Was ist mit Corona-Impfung?

Gute Nachricht für alle, die einen COVID-Auffrischungsimpfstoff benötigen: Grippeimpfung und Corona-Impfung können oft gleichzeitig durchgeführt werden — häufig sogar beim selben Termin. Der Hausarzt oder die Ärztin entscheidet je nach aktuellem Impfstatus und den Empfehlungen der STIKO, welcher Impfstoff sinnvoll ist. Dadurch sparen Sie Zeit und Termine. Fragen Sie bei der Terminvergabe gezielt nach dieser Möglichkeit.

Häufig gestellte Fragen

Kann ich mich während einer Erkältung impfen lassen?
Bei leichteren Erkältungssymptomen ist eine Impfung möglich. Bei Fieber oder schwerem Infekt sollten Sie warten, bis Sie wieder gesund sind. Ihr Hausarzt berät Sie im Einzelfall.

Wie lange hält der Impfschutz an?
Der Schutz durch die Grippeimpfung hält etwa ein Jahr an. Deshalb ist eine jährliche Auffrischung sinnvoll — besonders für Risikogruppen.

Kann ich mich im Dezember oder Januar noch impfen lassen?
Ja, aber optimal ist es nicht. Wenn Sie es noch nicht getan haben, lassen Sie sich auf jeden Fall impfen — ein später Schutz ist besser als gar keiner.

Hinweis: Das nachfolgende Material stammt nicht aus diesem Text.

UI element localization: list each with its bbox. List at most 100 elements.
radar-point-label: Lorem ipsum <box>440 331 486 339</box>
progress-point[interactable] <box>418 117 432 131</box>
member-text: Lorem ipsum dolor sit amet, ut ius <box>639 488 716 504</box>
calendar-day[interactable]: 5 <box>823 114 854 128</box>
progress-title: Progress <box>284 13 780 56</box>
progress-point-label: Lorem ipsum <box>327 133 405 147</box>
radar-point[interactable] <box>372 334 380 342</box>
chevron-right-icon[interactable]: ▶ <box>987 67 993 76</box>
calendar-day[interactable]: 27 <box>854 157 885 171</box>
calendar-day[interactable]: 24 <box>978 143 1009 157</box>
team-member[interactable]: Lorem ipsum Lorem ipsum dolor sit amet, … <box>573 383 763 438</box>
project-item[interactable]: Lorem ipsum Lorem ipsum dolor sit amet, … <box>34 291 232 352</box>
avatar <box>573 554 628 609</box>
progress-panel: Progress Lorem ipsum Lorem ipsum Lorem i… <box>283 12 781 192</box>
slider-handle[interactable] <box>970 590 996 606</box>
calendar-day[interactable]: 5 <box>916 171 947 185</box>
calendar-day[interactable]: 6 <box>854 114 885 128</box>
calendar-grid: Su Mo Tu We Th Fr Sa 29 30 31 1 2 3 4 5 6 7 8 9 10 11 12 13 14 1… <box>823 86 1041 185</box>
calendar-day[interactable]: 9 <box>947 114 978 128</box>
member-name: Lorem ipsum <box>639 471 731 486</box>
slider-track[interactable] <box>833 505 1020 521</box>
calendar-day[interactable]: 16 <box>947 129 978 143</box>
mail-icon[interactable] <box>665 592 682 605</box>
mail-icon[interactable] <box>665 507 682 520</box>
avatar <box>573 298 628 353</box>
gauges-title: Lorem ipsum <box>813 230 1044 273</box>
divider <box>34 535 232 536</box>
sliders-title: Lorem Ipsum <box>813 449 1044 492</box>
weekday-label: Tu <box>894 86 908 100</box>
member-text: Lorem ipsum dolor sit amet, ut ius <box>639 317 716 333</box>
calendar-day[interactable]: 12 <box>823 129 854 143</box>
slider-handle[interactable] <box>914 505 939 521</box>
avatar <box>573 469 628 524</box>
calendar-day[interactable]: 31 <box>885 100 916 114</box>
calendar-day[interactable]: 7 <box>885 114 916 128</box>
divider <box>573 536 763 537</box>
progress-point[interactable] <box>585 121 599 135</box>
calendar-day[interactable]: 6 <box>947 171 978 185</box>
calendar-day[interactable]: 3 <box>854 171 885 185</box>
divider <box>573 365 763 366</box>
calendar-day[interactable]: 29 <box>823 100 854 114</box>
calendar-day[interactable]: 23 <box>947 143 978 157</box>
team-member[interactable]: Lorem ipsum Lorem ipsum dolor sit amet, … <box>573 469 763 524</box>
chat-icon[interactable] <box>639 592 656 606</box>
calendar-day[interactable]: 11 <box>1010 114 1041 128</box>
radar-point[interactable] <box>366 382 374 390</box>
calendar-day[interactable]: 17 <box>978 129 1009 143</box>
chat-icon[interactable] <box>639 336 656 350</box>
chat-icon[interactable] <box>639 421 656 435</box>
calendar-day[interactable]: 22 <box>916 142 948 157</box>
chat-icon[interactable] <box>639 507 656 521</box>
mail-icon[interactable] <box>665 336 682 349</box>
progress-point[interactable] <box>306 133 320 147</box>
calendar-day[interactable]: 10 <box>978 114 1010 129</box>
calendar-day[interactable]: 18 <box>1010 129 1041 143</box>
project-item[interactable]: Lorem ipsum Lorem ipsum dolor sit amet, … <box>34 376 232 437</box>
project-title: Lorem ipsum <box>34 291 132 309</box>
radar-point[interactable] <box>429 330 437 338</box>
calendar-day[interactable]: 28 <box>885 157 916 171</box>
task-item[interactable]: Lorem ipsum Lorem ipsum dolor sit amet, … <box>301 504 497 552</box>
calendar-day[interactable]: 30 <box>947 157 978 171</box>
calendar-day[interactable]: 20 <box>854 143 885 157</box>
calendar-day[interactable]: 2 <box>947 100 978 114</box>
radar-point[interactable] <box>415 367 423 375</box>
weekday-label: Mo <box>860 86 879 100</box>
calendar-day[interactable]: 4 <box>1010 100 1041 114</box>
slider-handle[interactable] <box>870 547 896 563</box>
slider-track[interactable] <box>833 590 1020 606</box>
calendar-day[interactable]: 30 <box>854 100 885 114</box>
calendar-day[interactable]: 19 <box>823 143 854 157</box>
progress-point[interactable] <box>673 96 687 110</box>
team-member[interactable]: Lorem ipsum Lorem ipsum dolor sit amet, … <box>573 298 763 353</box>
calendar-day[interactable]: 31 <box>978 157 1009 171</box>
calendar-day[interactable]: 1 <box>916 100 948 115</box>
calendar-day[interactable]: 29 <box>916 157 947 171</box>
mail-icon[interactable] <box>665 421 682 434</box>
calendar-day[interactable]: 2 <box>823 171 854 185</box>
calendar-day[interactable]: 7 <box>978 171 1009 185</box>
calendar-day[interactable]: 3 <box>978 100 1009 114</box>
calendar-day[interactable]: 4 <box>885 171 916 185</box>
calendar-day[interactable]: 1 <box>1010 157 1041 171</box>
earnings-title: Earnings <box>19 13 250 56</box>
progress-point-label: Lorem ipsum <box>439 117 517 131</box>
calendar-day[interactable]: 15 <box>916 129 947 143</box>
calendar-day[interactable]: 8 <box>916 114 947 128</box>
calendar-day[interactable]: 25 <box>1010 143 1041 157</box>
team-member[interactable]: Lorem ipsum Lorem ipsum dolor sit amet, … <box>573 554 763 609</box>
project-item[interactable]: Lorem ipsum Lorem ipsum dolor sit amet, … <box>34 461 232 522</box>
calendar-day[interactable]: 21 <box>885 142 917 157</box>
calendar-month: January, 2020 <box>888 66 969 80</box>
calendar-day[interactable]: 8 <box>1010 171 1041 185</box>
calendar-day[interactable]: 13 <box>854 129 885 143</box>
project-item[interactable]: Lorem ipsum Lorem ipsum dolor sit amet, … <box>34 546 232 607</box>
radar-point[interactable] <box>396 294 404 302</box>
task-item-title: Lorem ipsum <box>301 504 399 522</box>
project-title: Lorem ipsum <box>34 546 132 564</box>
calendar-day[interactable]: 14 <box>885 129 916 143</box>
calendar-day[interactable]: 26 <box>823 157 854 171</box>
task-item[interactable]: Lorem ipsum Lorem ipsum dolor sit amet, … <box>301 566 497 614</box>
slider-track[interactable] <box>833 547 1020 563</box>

Fazit: Wer in Harz und Umgebung lebt, sollte sich mit der Grippeimpfung auseinandersetzen — vor allem ab dem 60. Geburtstag oder bei chronischen Erkrankungen. Ein kurzes Gespräch mit dem Hausarzt klärt, ob die Impfung für Sie persönlich sinnvoll ist. Im Herbst ist der beste Zeitpunkt dafür.